Here's my reworked solution. It completely avoids the need to 'uniquify' it by the tracking the balls in the previous bucket using the max_ variable. This sorts the lists and prevents any dupes.

def intPart(buckets, balls, max_ = None):
    # init vars
    sols = []
    if max_ is None:
        max_ = balls
    min_ = max(0, balls - max_)

    # assert stuff
    assert buckets >= 1
    assert balls >= 0

    # base cases
    if (buckets == 1):
        if balls <= max_:
            sols.append([balls])
    elif balls == 0:
        sol = [0] * buckets
        sols.append(sol)

    # recursive strategy
    else:
        for there in range(min_, balls + 1):
            here = balls - there
            ways = intPart(buckets - 1, there, here)
            for way in ways:
                sol = [here]
                sol.extend(way)
                sols.append(sol)

    return sols

Answer 1

This is Perl, but the algorithm is straightforward and should be easy to implement in any language:

      #!/usr/bin/perl

      sub part {
        my ($n, $b, $min) = @_;
        $min = 0 unless defined $min;

        # base case
        if ($b == 0) {
          if ($n == 0) { return ( [] ) }
          else         { return ()     }
        }

        my @partitions;
        for my $first ($min .. $n) {
          my @sub_partitions = part($n - $first, $b-1, $first);
          for my $sp (@sub_partitions) {
            push @partitions, [$first, @$sp];
          }
        }
        return @partitions;
      }

The function part gets two arguments: $n$ is the total number of beans that you want (5 in your example) and $b$ is the number of buckets (3 in your example). It also gets an auxiliary argument, $min$, which is the smallest permissible bucket value. This defaults to 0 if it is not supplied.

The function is recursive, just as you suggested. The base case is no buckets, $b=0$. If there are no beans to put into the buckets ($n=0$ also) then this can be satisfied in exactly one way, by an empty array of buckets []. Otherwise there is no solution because there are beans left over but no buckets to put them in.

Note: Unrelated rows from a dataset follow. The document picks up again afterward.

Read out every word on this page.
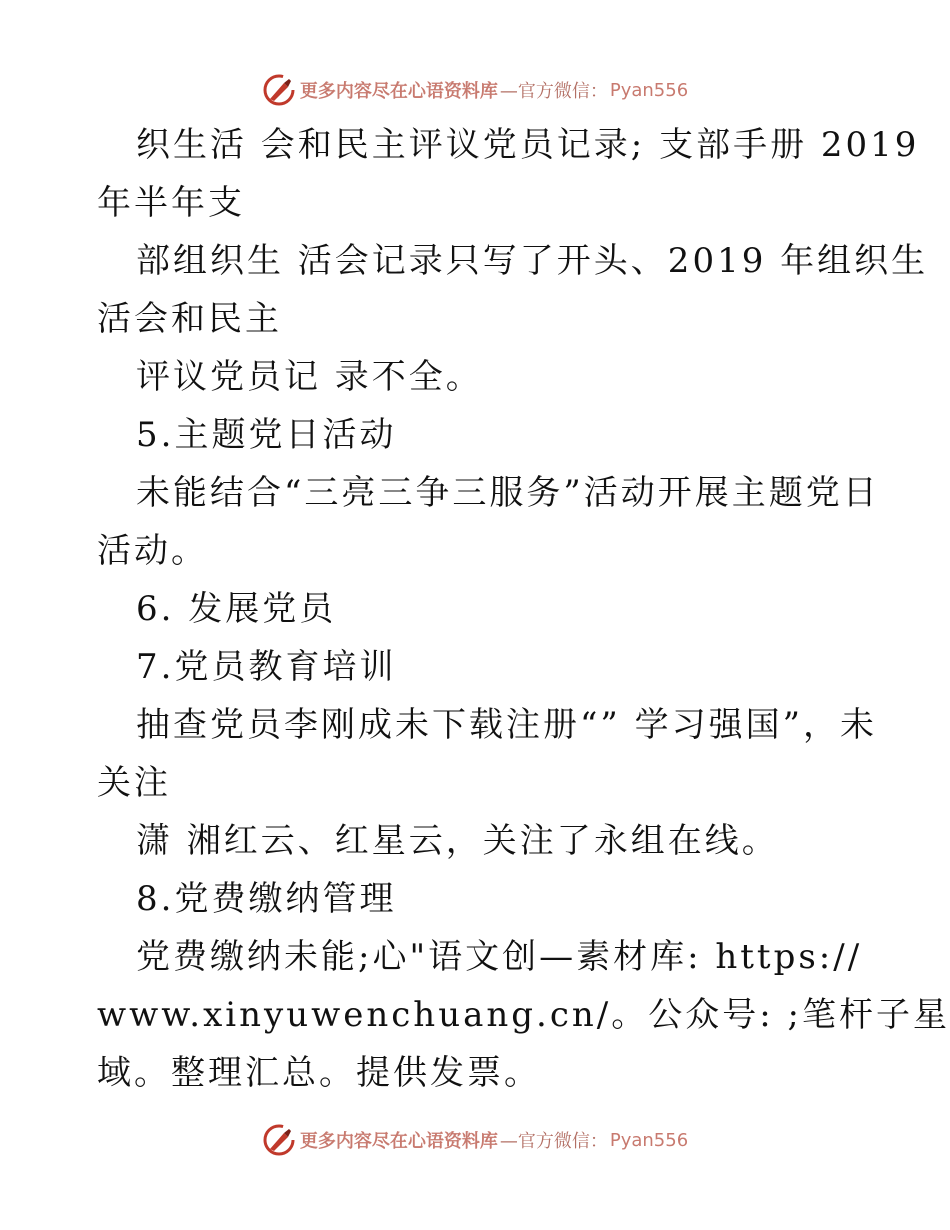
更多内容尽在心语资料库 —官方微信： Pyan556
织生活 会和民主评议党员记录; 支部手册 2019
年半年支
部组织生 活会记录只写了开头、2019 年组织生
活会和民主
评议党员记 录不全。
5.主题党日活动
未能结合“三亮三争三服务”活动开展主题党日
活动。
6. 发展党员
7.党员教育培训
抽查党员李刚成未下载注册“” 学习强国”，未
关注
潇 湘红云、红星云，关注了永组在线。
8.党费缴纳管理
党费缴纳未能;心"语文创—素材库: https://
www.xinyuwenchuang.cn/。公众号: ;笔杆子星
域。整理汇总。提供发票。
更多内容尽在心语资料库 —官方微信： Pyan556
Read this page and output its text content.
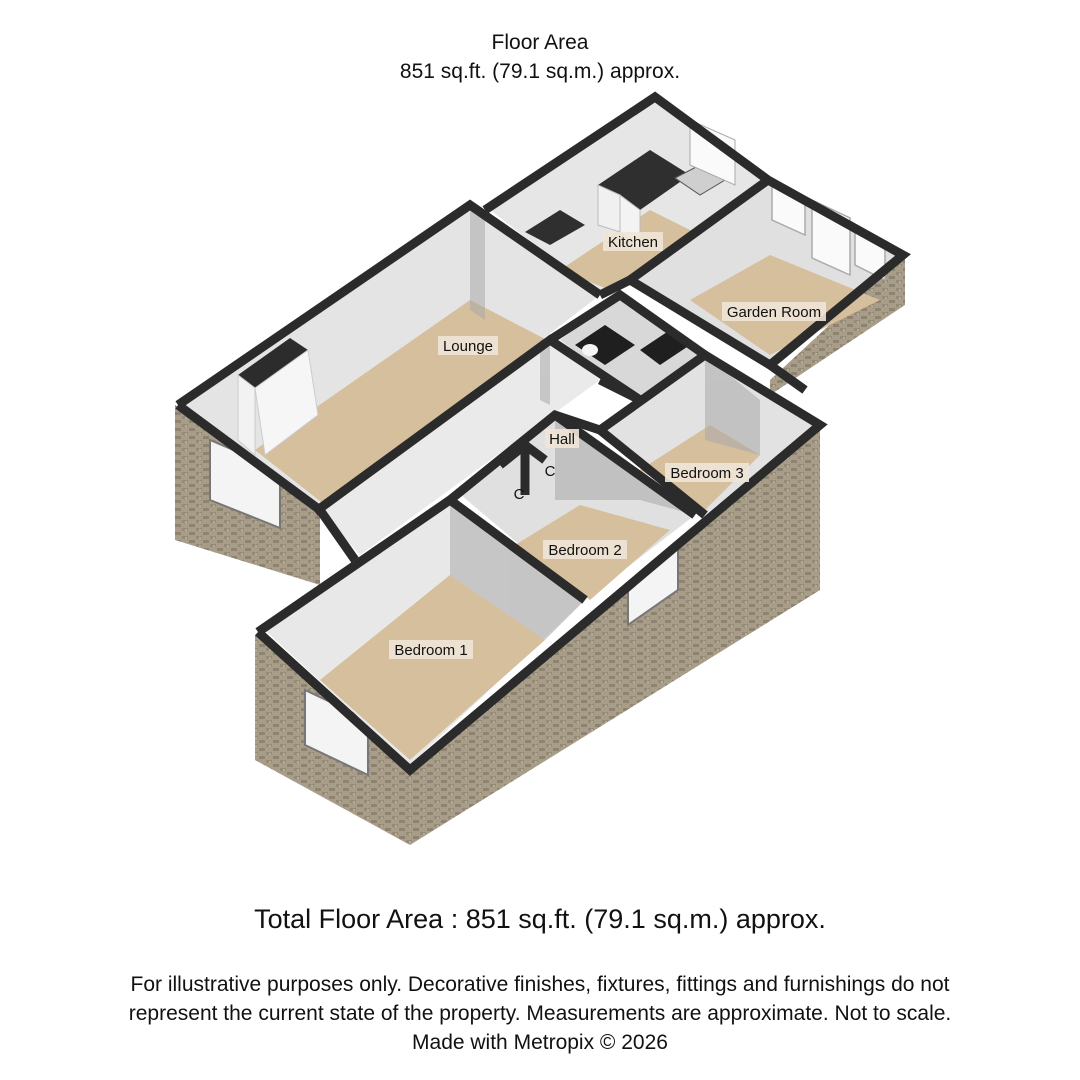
Floor Area
851 sq.ft. (79.1 sq.m.) approx.
Kitchen
Garden Room
Lounge
Hall
C
C
Bedroom 3
Bedroom 2
Bedroom 1
Total Floor Area : 851 sq.ft. (79.1 sq.m.) approx.
For illustrative purposes only. Decorative finishes, fixtures, fittings and furnishings do not
represent the current state of the property. Measurements are approximate. Not to scale.
Made with Metropix © 2026
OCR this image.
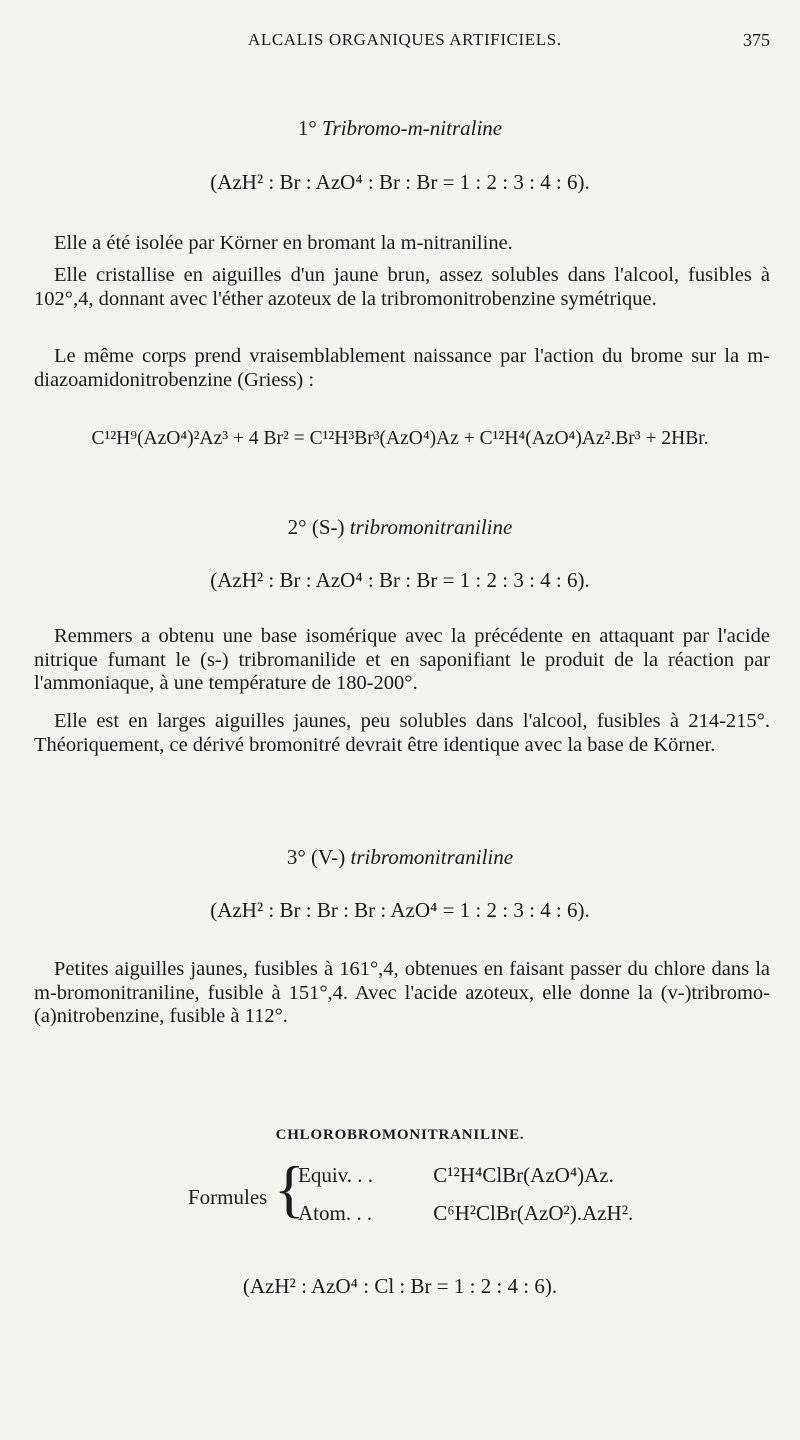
ALCALIS ORGANIQUES ARTIFICIELS.	375
1° Tribromo-m-nitraline
(AzH² : Br : AzO⁴ : Br : Br = 1 : 2 : 3 : 4 : 6).
Elle a été isolée par Körner en bromant la m-nitraniline.
Elle cristallise en aiguilles d'un jaune brun, assez solubles dans l'alcool, fusibles à 102°,4, donnant avec l'éther azoteux de la tribromonitrobenzine symétrique.
Le même corps prend vraisemblablement naissance par l'action du brome sur la m-diazoamidonitrobenzine (Griess) :
C¹²H⁹(AzO⁴)²Az³ + 4 Br² = C¹²H³Br³(AzO⁴)Az + C¹²H⁴(AzO⁴)Az².Br³ + 2HBr.
2° (S-) tribromonitraniline
(AzH² : Br : AzO⁴ : Br : Br = 1 : 2 : 3 : 4 : 6).
Remmers a obtenu une base isomérique avec la précédente en attaquant par l'acide nitrique fumant le (s-) tribromanilide et en saponifiant le produit de la réaction par l'ammoniaque, à une température de 180-200°.
Elle est en larges aiguilles jaunes, peu solubles dans l'alcool, fusibles à 214-215°. Théoriquement, ce dérivé bromonitré devrait être identique avec la base de Körner.
3° (V-) tribromonitraniline
(AzH² : Br : Br : Br : AzO⁴ = 1 : 2 : 3 : 4 : 6).
Petites aiguilles jaunes, fusibles à 161°,4, obtenues en faisant passer du chlore dans la m-bromonitraniline, fusible à 151°,4. Avec l'acide azoteux, elle donne la (v-)tribromo-(a)nitrobenzine, fusible à 112°.
CHLOROBROMONITRANILINE.
Formules {
Equiv. . .	C¹²H⁴ClBr(AzO⁴)Az.
Atom. . .	C⁶H²ClBr(AzO²).AzH².
(AzH² : AzO⁴ : Cl : Br = 1 : 2 : 4 : 6).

If $b>0$ then the function will accumulate a list of possible partitions of $n$ beans into $b$ buckets in the array @partitions. It will do this by selecting the number of beans to go into the first bucket ($first$), recursively allocating the remaining beans into $b-1$ buckets, and assembling the two into a complete solution, which it will append to @partitions. This is just what you suggested in your question.

The number of the beans in the first bucket must be at least $min$, and at most $n$, the total number of beans.

The function then calls itself recursively: there are $n-first$ beans to allocate to $b-1$ buckets, but no bucket can have fewer than $first$ beans. This last bit is the only tricky part: it ensures that the number of beans never decreases from each bucket to the next, and so that each generated partition is unique. (Without this restriction, [1,2,2], [2,1,2], and [2,2,1] would be different solutions. With this restriction, only [1,2,2] is generated.)

The recursive call returns a number of partitions of $n-first$ beans into $b-1$ buckets. $first$ is appended to each of these (that's [$first, @$sp], which makes a single array out of $first and the contents of $sp) and the resulting partitions of $n$ beans into $b$ buckets are pushed onto @partitions. When this has been done for each permissible value of $first$, the complete @partitions list is returned.

To test your example, I did:

    for my $p ( part(5, 3) ) {
      print "@$p\n";
    }

Which printed:

0 0 5
0 1 4
0 2 3
1 1 3
1 2 2

To get the partitions with largest element first, just change [$first, @$sp] to [@$sp, $first].

Some minor optimization are possible. For example, if $n < b\cdot min$ then one can halt the recursion immediately, returning no solutions.